Free Base - ARC Applications Open
Tropes
Hurt/Comfort
Forced Proximity
Friends to Lovers
Slow Burn
Found family
First Time (Virgin MC)
I need to stop crushing on the hot new guy. Asking him to move in with me is the last thing I should do.
Ian
My main goal for sophomore year is to survive with my bruised, rejected heart intact. That looks a lot like avoiding anything that could hurt me, at least until Callum Cross shows up. He’s so quiet, it’s like he doesn’t want people to notice him, but Callum is too tall, too built, and too damn good-looking to hide from anyone, especially me.

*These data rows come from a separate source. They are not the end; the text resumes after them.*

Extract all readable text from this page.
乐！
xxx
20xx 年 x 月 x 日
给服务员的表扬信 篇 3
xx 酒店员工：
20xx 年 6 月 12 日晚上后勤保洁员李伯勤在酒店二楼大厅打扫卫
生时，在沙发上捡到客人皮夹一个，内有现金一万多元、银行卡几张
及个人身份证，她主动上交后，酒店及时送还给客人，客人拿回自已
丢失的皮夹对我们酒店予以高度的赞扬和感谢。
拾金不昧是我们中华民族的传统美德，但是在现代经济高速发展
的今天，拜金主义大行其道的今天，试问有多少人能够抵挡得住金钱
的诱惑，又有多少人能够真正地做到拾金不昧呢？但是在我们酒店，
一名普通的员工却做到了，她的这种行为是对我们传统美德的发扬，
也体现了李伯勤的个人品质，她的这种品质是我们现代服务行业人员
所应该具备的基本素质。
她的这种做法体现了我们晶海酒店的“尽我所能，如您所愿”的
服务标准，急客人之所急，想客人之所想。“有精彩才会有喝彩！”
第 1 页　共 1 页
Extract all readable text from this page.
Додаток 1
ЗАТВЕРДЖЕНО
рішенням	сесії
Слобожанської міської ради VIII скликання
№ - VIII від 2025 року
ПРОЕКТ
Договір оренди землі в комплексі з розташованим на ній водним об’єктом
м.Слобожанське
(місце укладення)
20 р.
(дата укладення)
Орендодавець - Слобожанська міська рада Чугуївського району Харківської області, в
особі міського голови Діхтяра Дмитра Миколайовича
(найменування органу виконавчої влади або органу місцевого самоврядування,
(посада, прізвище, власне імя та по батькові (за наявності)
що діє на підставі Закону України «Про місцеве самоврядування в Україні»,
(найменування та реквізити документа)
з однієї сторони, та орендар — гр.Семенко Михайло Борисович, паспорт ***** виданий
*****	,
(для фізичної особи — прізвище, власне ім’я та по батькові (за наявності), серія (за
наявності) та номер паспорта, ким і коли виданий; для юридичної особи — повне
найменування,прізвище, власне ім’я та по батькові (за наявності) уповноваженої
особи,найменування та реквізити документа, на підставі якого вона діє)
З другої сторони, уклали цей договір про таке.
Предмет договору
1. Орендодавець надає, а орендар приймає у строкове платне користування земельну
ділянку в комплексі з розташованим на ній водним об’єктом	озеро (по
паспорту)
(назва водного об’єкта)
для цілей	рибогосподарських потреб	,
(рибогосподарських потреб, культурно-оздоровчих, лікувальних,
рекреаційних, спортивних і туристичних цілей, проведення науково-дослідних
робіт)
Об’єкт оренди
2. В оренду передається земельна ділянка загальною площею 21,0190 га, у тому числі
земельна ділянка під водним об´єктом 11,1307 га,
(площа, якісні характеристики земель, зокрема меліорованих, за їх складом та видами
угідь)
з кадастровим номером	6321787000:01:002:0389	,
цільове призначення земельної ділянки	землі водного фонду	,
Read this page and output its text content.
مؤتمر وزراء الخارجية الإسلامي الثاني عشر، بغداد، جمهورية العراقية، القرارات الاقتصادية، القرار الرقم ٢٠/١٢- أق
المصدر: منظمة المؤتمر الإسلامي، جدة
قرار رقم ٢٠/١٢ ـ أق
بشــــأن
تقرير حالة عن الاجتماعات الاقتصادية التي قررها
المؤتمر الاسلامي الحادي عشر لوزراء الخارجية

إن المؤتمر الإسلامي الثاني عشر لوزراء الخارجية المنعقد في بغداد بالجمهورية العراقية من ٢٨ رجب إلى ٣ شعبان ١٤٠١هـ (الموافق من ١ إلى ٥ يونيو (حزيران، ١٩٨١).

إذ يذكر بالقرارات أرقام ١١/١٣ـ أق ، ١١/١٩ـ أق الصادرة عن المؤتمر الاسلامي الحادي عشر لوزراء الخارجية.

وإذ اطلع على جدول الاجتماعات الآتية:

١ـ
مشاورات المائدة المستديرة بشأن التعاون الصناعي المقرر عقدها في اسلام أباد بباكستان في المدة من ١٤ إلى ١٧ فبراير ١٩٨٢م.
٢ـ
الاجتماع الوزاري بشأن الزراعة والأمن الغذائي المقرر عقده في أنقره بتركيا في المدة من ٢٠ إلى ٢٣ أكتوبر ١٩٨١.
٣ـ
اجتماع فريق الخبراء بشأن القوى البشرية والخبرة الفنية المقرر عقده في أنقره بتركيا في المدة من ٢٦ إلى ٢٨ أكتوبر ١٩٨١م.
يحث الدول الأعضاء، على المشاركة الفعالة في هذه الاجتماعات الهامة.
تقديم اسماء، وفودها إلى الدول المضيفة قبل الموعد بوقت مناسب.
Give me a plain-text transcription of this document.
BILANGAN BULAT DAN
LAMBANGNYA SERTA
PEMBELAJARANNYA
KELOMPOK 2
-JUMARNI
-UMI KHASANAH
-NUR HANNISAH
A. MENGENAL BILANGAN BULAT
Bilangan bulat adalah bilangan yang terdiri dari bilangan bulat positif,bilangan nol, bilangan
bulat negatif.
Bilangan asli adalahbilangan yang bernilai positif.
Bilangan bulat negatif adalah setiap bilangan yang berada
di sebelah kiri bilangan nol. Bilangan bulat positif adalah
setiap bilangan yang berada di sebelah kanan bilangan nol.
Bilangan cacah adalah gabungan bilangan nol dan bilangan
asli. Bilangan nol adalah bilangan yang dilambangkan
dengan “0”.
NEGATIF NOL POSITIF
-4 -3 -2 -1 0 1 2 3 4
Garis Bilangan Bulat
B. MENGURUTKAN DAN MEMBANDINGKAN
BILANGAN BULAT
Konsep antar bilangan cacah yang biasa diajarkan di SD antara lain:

Sure, all signs point to Callum being straight, but nobody’s had his back before, and there’s nothing stopping us from just being friends. What makes things complicated is that Callum is exactly my type, and when he ends up crashing on my couch, there’s no escaping how much I’d rather have him in bed.
Callum
A thousand miles isn’t enough distance between here and home, not with nineteen years of baggage. I’m trying to keep my head down and stay out of the way where I belong, but Ian Scott doesn’t get the memo. I’m a shell of who I want to be, but that attractive, out-of-my-league baseball player talks to me like we’re friends, and then…we actually are.
Ian noticed me, but I can’t let him notice how I really feel—someone like him could never like me back. The only problem? He takes me in with open arms when I’m at my lowest. I know I’m not supposed to crave him, but he cares for me like nobody ever has. Ian gives me so much, and all I want is for him to take something back and take me apart.